そこへ、真っ赤な嘴を持つ小鳥が舞い飛ぶ。喜ぶようにぐるぐると周回して、ゆっくり街へ降りていく。
そうして地面に降り立った時、キラキラと目を輝かす小柄な少女が弾む足取りで歩き出す。
キョクアジサシの少女、ステルナだ。
「なんて可愛い街でしょう!それにもうじき夜とは思えないくらい過ごしやすい気候です」
ステルナは魔法の修行で世界のあちこちを飛び回り、上から見て興味をそそられた街に降り立ってはその文化を学び歩いていた。
「やあ、お嬢ちゃん。旅人かい?」
「はい、これから何かあるのですか?」
出店の準備をしていた青年に声をかけられる。それに挨拶を返して、どんな街なのか尋ねる。

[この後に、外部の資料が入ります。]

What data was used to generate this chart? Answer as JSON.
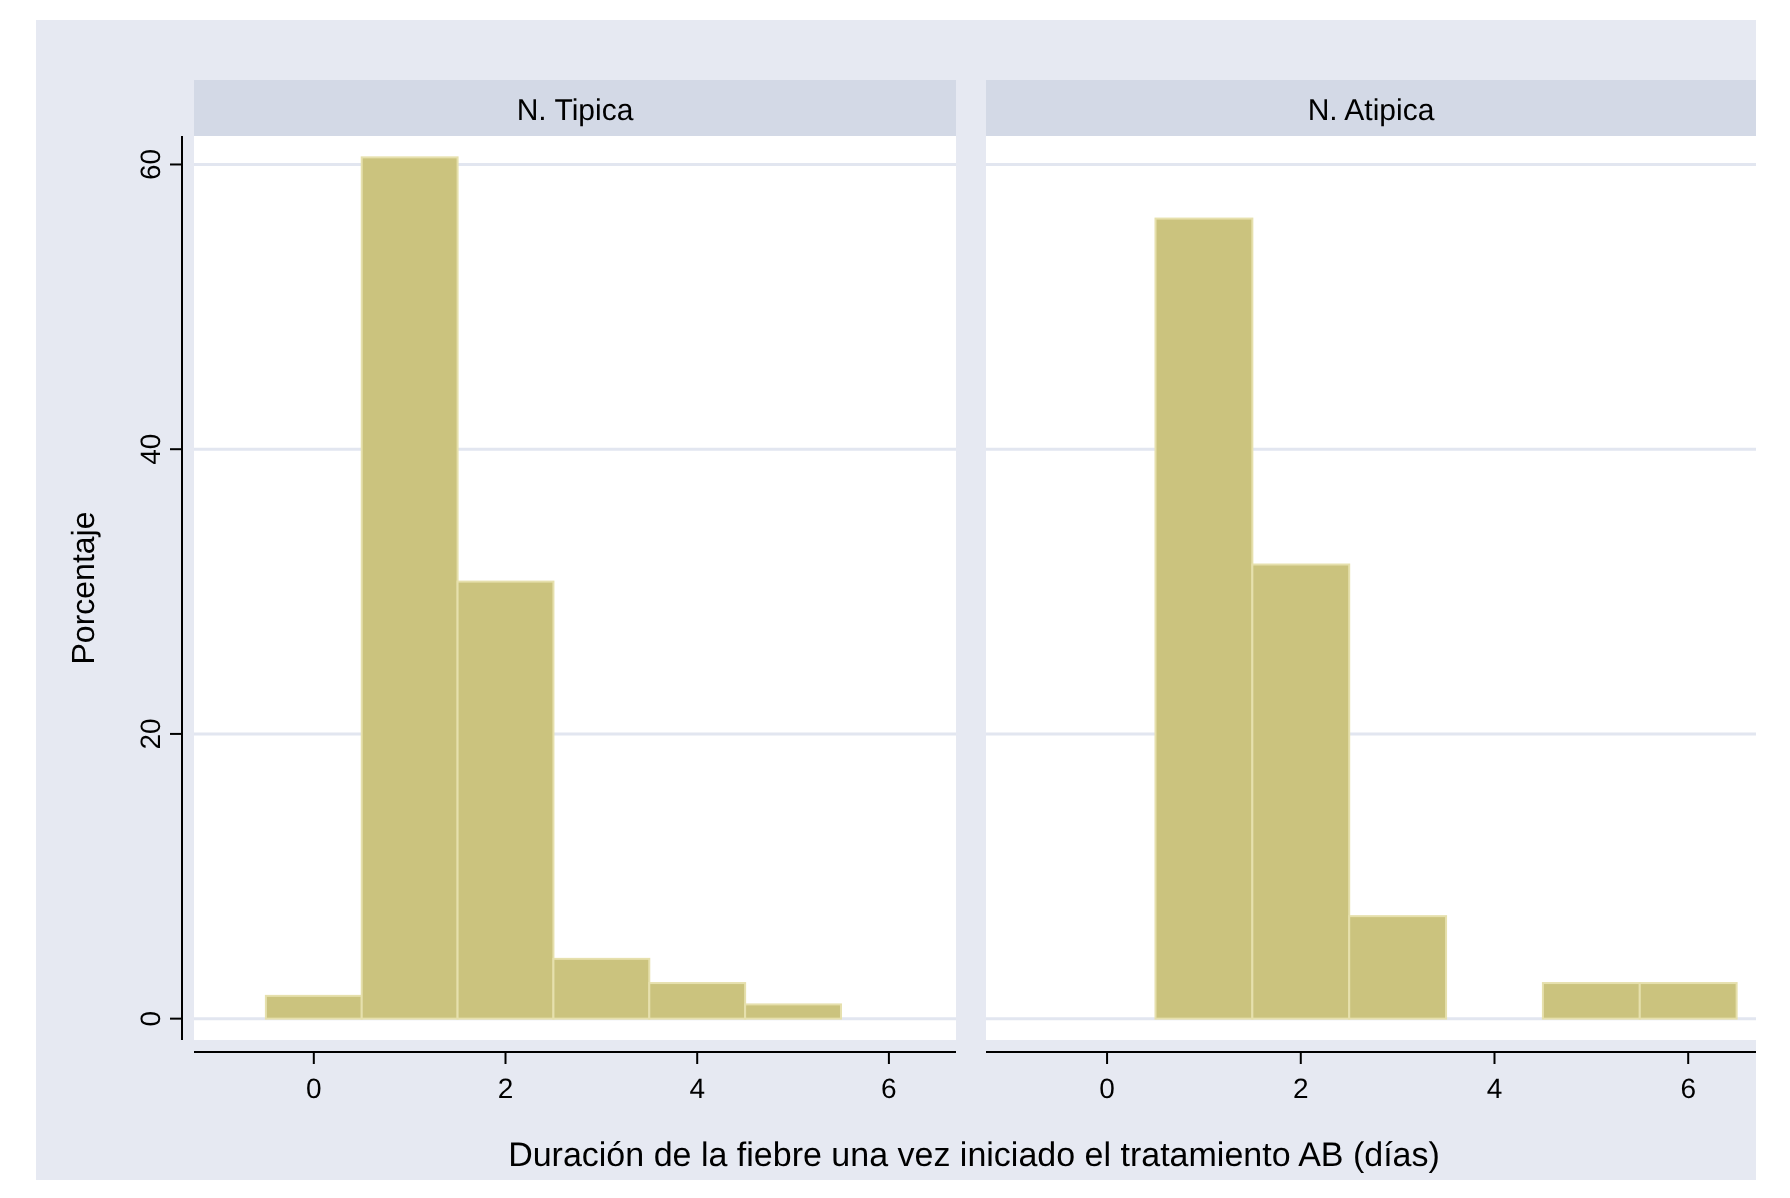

だってみんな、それとなくざわざわしているのだ。長年の経験から、何かあると察する。
「感謝祭があるのさ、旅人の」
青年が作業の手を止めて語りだす。 この街が村だった頃に大きな風が連れてきた病で大人ばかりが倒れてしまった。
親に代わって農作業が出来たのは15歳くらいの子供達が十数人、後は6歳と4歳の子ばかり。
このままでは大変だと言う時、二人組の旅人が訪れた。長身の男性とふくよかな男性だった。
二人は事情を聞くと、まず長身の方が言った。
「私は医者なのできっと治せます。患者を集めて薬を調合する時間をください」
まだ歩ける大人達と子供達は歩けない人達に手を貸しながら村で一番大きな建物である教会へ移動させて薬が出来るのを待った。
ふくよかな男性が言った。
「俺はみんなに飯を作ってやれるぞ。子供達の面倒は任せな」
大きい子供達と一緒に農作業をして、小さい子供達と一緒にご飯や家の仕事をしてくれた。
そうして1週間、薬が出来たと長身の男性は嬉しそうに言って、大人達みんなに飲ませた。
そうしたら、たちまち良くなって抱き合って喜んだとさ。
「二人組の旅人はその後、どうしたのですか?」
青年が笑った。それはこの後に分かると。
出店の準備を再開しはじめる。
「今日は祭りの最終日だから、物語を模した山車が出るんだ。見ていってくれ」
旅人達の最後を。そして遠い昔の感謝を今も覚えて伝えていく今日を。
「……はいっ、せっかくのお祭りです! 楽しんで学びます!!」
今日はお祭り、善き日のお祭り。
たくさん笑って、たくさん感謝をしよう。